The 150 page-long report which predominantly focused on the responses in England, stated that the government was incorrect to delay the first lockdown and made a “serious early error” by adopting a “fatalist approach”.
Other failings the report highlighted included the “serious mistake” of preventing community testing in March 2020, the “often chaotic” test-and-trace system and the “many thousands” of deaths that could have been averted due to infected people being sent to care homes from hospitals without being tested.
MPs have stated that the pandemic has been the “biggest peacetime challenge” for 100 years.
The absence of data collection, the dependency on models and the idea that people would not adhere to rules have been listed as possible explanations for the failure, declares the report.
The government consistently affirmed that they would “follow the science” when making decisions, and MPs agree they did until September 2020 where ministers in England rejected scientific advice from SAGE, recommending a two-week “circuit-break” lockdown.
The NHS were also questioned within the report regarding their preparedness as although the health service responded, “quickly and strongly”, it stated that there was “little spare capacity” available to cope with the extremely high demands. Due to this, one of the recommendations from the report had was to ensure that the NHS has “surge capacity”, which the MPs declare that it does not have enough of.
However, the report also highlights successes, as it hailed the COVID-19 vaccination programme, calling it one of the “most effective initiatives in UK history”.
“The success of the vaccine programme—one of the most effective in Europe and, for a country of our size one of the most effective in the world—shows that positive as well as negative lessons should be taken from our handling of the pandemic,” the report said.
Greg Clark and Jeremy Hunt, both Conservative MPs and members of the committee, said that it was “impossible to get everything right”.
“The UK has combined some big achievements with some big mistakes.

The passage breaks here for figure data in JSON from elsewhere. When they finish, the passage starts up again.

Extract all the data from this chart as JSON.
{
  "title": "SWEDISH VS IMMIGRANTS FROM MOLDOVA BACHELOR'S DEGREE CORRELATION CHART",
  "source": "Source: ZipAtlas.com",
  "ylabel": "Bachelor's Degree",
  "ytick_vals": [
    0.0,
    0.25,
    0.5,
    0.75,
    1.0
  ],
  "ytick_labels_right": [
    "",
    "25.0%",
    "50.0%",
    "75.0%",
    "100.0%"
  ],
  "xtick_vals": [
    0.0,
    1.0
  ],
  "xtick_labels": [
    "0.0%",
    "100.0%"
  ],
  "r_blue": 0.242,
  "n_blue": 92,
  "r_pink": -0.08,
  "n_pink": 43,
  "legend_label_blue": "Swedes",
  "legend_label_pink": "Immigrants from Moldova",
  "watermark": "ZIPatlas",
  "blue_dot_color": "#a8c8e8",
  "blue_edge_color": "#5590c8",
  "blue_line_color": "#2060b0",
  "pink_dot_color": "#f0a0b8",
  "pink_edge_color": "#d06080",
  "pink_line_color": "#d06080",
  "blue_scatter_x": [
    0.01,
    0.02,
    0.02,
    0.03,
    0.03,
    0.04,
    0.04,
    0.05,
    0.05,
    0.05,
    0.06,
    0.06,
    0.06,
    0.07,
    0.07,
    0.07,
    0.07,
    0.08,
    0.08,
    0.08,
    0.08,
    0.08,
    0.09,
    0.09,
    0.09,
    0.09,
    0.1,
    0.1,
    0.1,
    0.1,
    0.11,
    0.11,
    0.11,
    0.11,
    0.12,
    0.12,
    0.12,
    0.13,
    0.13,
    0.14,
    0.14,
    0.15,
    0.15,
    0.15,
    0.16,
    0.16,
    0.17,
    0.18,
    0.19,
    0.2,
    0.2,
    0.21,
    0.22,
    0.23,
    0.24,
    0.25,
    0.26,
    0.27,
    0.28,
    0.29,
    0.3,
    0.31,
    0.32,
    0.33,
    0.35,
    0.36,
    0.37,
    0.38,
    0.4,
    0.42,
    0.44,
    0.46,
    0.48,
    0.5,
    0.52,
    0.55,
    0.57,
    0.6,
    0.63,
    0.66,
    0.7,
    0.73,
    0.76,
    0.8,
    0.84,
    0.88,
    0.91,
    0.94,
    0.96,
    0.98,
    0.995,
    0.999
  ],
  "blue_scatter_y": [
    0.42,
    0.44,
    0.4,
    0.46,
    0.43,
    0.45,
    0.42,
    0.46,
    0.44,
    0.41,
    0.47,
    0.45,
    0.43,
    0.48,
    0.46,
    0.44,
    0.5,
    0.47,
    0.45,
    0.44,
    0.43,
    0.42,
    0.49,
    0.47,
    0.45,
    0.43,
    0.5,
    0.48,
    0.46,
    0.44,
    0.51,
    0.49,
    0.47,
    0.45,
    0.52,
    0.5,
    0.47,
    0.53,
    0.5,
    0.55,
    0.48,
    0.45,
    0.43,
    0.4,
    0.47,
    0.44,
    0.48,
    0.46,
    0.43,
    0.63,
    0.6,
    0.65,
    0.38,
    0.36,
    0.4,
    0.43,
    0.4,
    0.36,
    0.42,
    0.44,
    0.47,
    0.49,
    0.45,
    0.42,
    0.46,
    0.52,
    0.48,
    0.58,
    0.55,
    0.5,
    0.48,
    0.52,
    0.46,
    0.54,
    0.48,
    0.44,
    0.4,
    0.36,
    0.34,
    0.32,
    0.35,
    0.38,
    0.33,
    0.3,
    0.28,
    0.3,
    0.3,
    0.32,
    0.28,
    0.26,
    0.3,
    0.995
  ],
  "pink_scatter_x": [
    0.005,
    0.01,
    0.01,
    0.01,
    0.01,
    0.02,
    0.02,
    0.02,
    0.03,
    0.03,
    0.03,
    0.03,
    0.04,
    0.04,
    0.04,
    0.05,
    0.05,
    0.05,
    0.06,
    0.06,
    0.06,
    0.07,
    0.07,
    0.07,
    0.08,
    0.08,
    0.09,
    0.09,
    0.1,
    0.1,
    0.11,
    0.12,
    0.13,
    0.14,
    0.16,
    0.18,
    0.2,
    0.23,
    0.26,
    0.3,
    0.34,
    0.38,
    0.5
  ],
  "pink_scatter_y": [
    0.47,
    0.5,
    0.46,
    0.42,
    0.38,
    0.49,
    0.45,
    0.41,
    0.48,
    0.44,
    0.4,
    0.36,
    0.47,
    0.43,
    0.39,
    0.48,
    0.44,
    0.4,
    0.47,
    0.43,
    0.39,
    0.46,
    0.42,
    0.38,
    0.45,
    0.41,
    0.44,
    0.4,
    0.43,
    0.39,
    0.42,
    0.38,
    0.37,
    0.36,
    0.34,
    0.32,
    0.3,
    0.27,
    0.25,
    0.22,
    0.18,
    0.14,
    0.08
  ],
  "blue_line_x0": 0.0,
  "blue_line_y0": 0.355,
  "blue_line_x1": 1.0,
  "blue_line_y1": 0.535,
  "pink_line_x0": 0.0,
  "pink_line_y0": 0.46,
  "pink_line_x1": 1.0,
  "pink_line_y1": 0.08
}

It is vital to learn from both”.
Dr Chaand Nagpaul, BMA council leader, said: “The report gives well-deserved praise to the development and deployment of one of the most successful vaccine programmes in history, which was delivered largely by the hard work and dedication of doctors and healthcare staff.”
However, continued to say that it “also reveals the significance of the failures from the very start of the pandemic”.
Robert West at University College London said the report’s “damning conclusion” on the issues of test and trace and the delaying of restrictions caused thousands of deaths.
“In some countries, this report would lead to resignations,” he declared in a statement.
GP and professor at the University of Oxford, Trisha Greenhalgh states says: “I think it’s a ‘warts and all’ report. They’re [the MPs] being quite brave there,” she affirms, saying that a faster reaction should have occurred as a precautionary nature instead of waiting for the scientists to provide them with the answers.
“The essential nature of a crisis is uncertainty, that’s inherent. The whole idea you can commission a bunch of scientists to find the facts, wait for the facts, and then make a policy decision, is a bit naive.”